Vous vous souvenez de la saison dernière ? Liverpool était sur le point de réaliser un quadruplé sans précédent. Ils ont remporté la League Cup et la FA Cup, ont poussé Manchester City jusqu'au dernier jour pour le titre de Premier League, et ont atteint la finale de la Ligue des Champions, perdant 1-0 contre le Real Madrid. L'équipe semblait invincible, une machine parfaitement huilée sous Jürgen Klopp. Et maintenant ? Ils viennent de perdre 2-1 contre Brighton, une équipe qu'ils avaient battue 2-0 à domicile en mars dernier. Ce n'est pas un simple accroc ; c'est une crise généralisée.
Écoutez, tout le monde pointe du doigt Trent Alexander-Arnold. Et bien sûr, ses difficultés défensives sont un problème. Il a souvent été pris de court contre Brighton, notamment sur le deuxième but de Solly March à la 46e minute, laissant des espaces béants sur le flanc droit. Son génie offensif peut masquer certaines failles, mais quand l'équipe ne tourne pas, ses faiblesses sont exposées. Il ne réalise en moyenne que 1,1 tacle par match cette saison, contre 1,8 l'année dernière. C'est une baisse significative pour un arrière latéral dans un système de pressing haut.
Mais tout mettre sur le dos de Trent est trop facile. La pourriture est plus profonde. Leur milieu de terrain n'est plus que l'ombre de lui-même. Fabinho, autrefois le pilier, semble lourd et lent. Il a été dribblé trois fois contre Brighton, une statistique impensable il y a deux saisons. Jordan Henderson, à 32 ans, ne peut plus couvrir le terrain comme avant, et Naby Keïta est perpétuellement blessé. Thiago Alcântara offre des moments de magie, mais il n'est pas un bouclier défensif constant. Lorsque Kaoru Mitoma et March de Brighton ont fait des ravages, les joueurs centraux de Liverpool ont offert peu de résistance. Ils sont tout simplement dépassés au milieu de terrain.

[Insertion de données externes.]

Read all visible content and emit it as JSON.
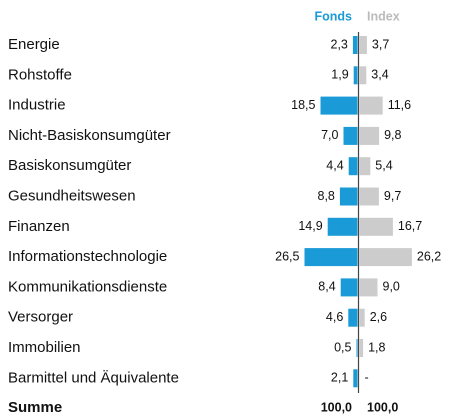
{
  "chart_data": {
    "type": "diverging-bar",
    "categories": [
      "Energie",
      "Rohstoffe",
      "Industrie",
      "Nicht-Basiskonsumgüter",
      "Basiskonsumgüter",
      "Gesundheitswesen",
      "Finanzen",
      "Informationstechnologie",
      "Kommunikationsdienste",
      "Versorger",
      "Immobilien",
      "Barmittel und Äquivalente"
    ],
    "series": [
      {
        "name": "Fonds",
        "color": "#1a9ad6",
        "values": [
          2.3,
          1.9,
          18.5,
          7.0,
          4.4,
          8.8,
          14.9,
          26.5,
          8.4,
          4.6,
          0.5,
          2.1
        ],
        "value_labels": [
          "2,3",
          "1,9",
          "18,5",
          "7,0",
          "4,4",
          "8,8",
          "14,9",
          "26,5",
          "8,4",
          "4,6",
          "0,5",
          "2,1"
        ]
      },
      {
        "name": "Index",
        "color": "#cccccc",
        "values": [
          3.7,
          3.4,
          11.6,
          9.8,
          5.4,
          9.7,
          16.7,
          26.2,
          9.0,
          2.6,
          1.8,
          null
        ],
        "value_labels": [
          "3,7",
          "3,4",
          "11,6",
          "9,8",
          "5,4",
          "9,7",
          "16,7",
          "26,2",
          "9,0",
          "2,6",
          "1,8",
          "-"
        ]
      }
    ],
    "total": {
      "label": "Summe",
      "values": [
        100.0,
        100.0
      ],
      "value_labels": [
        "100,0",
        "100,0"
      ]
    }
  }
}
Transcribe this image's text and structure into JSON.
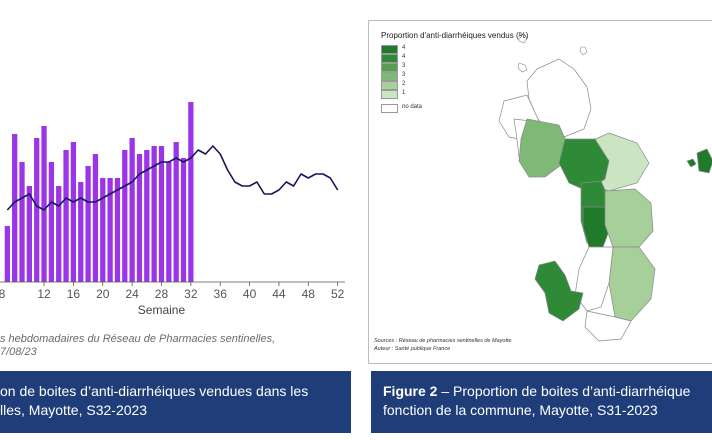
{
  "chart_data": {
    "type": "bar",
    "x": [
      7,
      8,
      9,
      10,
      11,
      12,
      13,
      14,
      15,
      16,
      17,
      18,
      19,
      20,
      21,
      22,
      23,
      24,
      25,
      26,
      27,
      28,
      29,
      30,
      31,
      32
    ],
    "values": [
      1.4,
      3.7,
      3.0,
      2.4,
      3.6,
      3.9,
      3.0,
      2.4,
      3.3,
      3.5,
      2.5,
      2.9,
      3.2,
      2.6,
      2.6,
      2.6,
      3.3,
      3.6,
      3.2,
      3.3,
      3.4,
      3.4,
      3.0,
      3.5,
      3.1,
      4.5
    ],
    "line": {
      "x": [
        7,
        8,
        9,
        10,
        11,
        12,
        13,
        14,
        15,
        16,
        17,
        18,
        19,
        20,
        21,
        22,
        23,
        24,
        25,
        26,
        27,
        28,
        29,
        30,
        31,
        32,
        33,
        34,
        35,
        36,
        37,
        38,
        39,
        40,
        41,
        42,
        43,
        44,
        45,
        46,
        47,
        48,
        49,
        50,
        51,
        52
      ],
      "y": [
        1.8,
        2.0,
        2.1,
        2.2,
        1.9,
        1.8,
        2.0,
        1.9,
        2.1,
        2.0,
        2.1,
        2.0,
        2.0,
        2.1,
        2.2,
        2.3,
        2.4,
        2.5,
        2.7,
        2.8,
        2.9,
        3.0,
        3.0,
        3.1,
        3.0,
        3.1,
        3.3,
        3.2,
        3.4,
        3.2,
        2.8,
        2.5,
        2.4,
        2.4,
        2.5,
        2.2,
        2.2,
        2.3,
        2.5,
        2.4,
        2.7,
        2.6,
        2.7,
        2.7,
        2.6,
        2.3
      ]
    },
    "xlabel": "Semaine",
    "xticks": [
      12,
      16,
      20,
      24,
      28,
      32,
      36,
      40,
      44,
      48,
      52
    ],
    "xlim": [
      6,
      53
    ],
    "ylim": [
      0,
      5
    ],
    "grid": false,
    "colors": {
      "bars": "#9a36e8",
      "line": "#17175a"
    }
  },
  "figure1": {
    "source_line1": "s hebdomadaires du Réseau de Pharmacies sentinelles,",
    "source_line2": "7/08/23",
    "caption_line1": "on de boites d’anti-diarrhéiques vendues dans les",
    "caption_line2": "lles, Mayotte, S32-2023"
  },
  "figure2": {
    "caption_prefix": "Figure 2",
    "caption_line1_rest": " –  Proportion de boites d’anti-diarrhéique",
    "caption_line2": "fonction de la commune, Mayotte, S31-2023",
    "map_title": "Proportion d'anti-diarrhéiques vendus (%)",
    "legend": [
      {
        "label": "4",
        "color": "#1f7a2a"
      },
      {
        "label": "4",
        "color": "#2f8a38"
      },
      {
        "label": "3",
        "color": "#559f4e"
      },
      {
        "label": "3",
        "color": "#7fb877"
      },
      {
        "label": "2",
        "color": "#a6cf9a"
      },
      {
        "label": "1",
        "color": "#cbe4c2"
      },
      {
        "label": "no data",
        "color": "#ffffff"
      }
    ],
    "map_source_line1": "Sources : Réseau de pharmacies sentinelles de Mayotte",
    "map_source_line2": "Auteur : Santé publique France"
  },
  "colors": {
    "caption_bg": "#1f3d78",
    "caption_text": "#ffffff"
  }
}
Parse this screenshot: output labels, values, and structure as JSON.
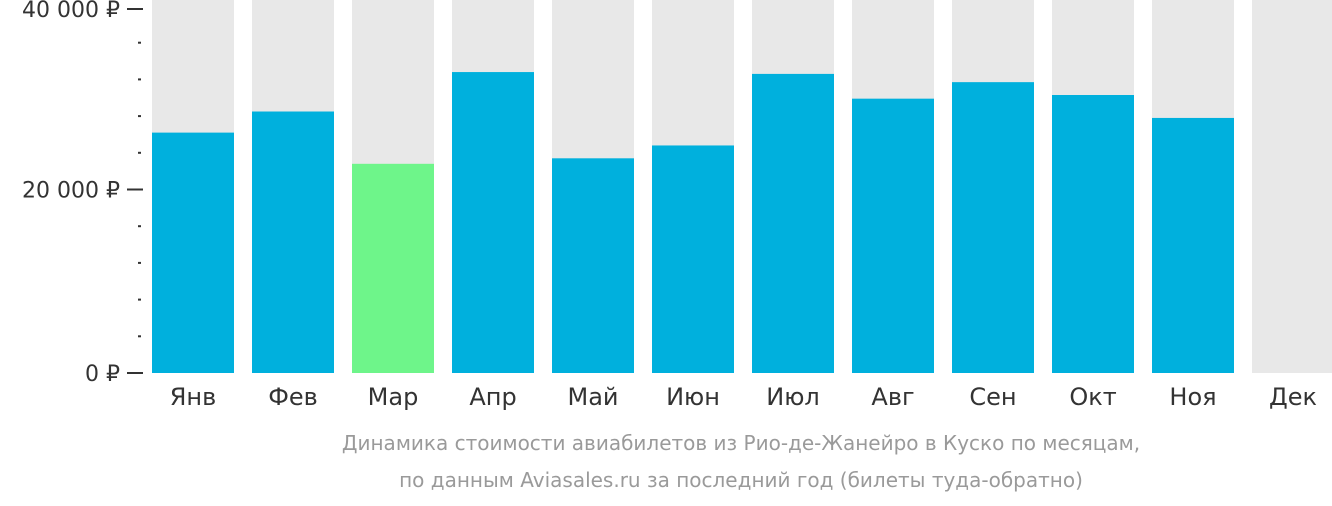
{
  "chart_data": {
    "type": "bar",
    "categories": [
      "Янв",
      "Фев",
      "Мар",
      "Апр",
      "Май",
      "Июн",
      "Июл",
      "Авг",
      "Сен",
      "Окт",
      "Ноя",
      "Дек"
    ],
    "values": [
      26200,
      28500,
      22800,
      32800,
      23400,
      24800,
      32600,
      29900,
      31700,
      30300,
      27800,
      null
    ],
    "highlight_index": 2,
    "ylim": [
      0,
      40000
    ],
    "y_ticks": [
      {
        "value": 0,
        "label": "0 ₽"
      },
      {
        "value": 20000,
        "label": "20 000 ₽"
      },
      {
        "value": 40000,
        "label": "40 000 ₽"
      }
    ],
    "y_minor_step": 4000,
    "colors": {
      "bar": "#00b0dd",
      "highlight": "#6ef58a",
      "background_bar": "#e8e8e8",
      "axis": "#333333"
    },
    "caption": [
      "Динамика стоимости авиабилетов из Рио-де-Жанейро в Куско по месяцам,",
      "по данным Aviasales.ru за последний год (билеты туда-обратно)"
    ]
  }
}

Et puis il y a l'attaque. Le départ de Sadio Mané au Bayern Munich pour 32 millions d'euros en juin a été un coup plus dur que beaucoup ne l'ont reconnu. Darwin Núñez, une recrue estivale à 85 millions de livres sterling, a montré des éclairs – quatre buts en neuf apparitions en Premier League, ce n'est pas terrible – mais il n'a pas remplacé sans problème le pressing incessant ou la production de buts de Mané. Mohamed Salah, qui a marqué 23 buts en championnat la saison dernière, n'en a que sept jusqu'à présent dans la campagne actuelle. C'est une différence frappante, et ce n'est pas seulement de la malchance. Le service n'est pas là, et la cohésion dans le dernier tiers s'est évaporée. Le trio d'attaque, autrefois si télépathique, semble maintenant désuni.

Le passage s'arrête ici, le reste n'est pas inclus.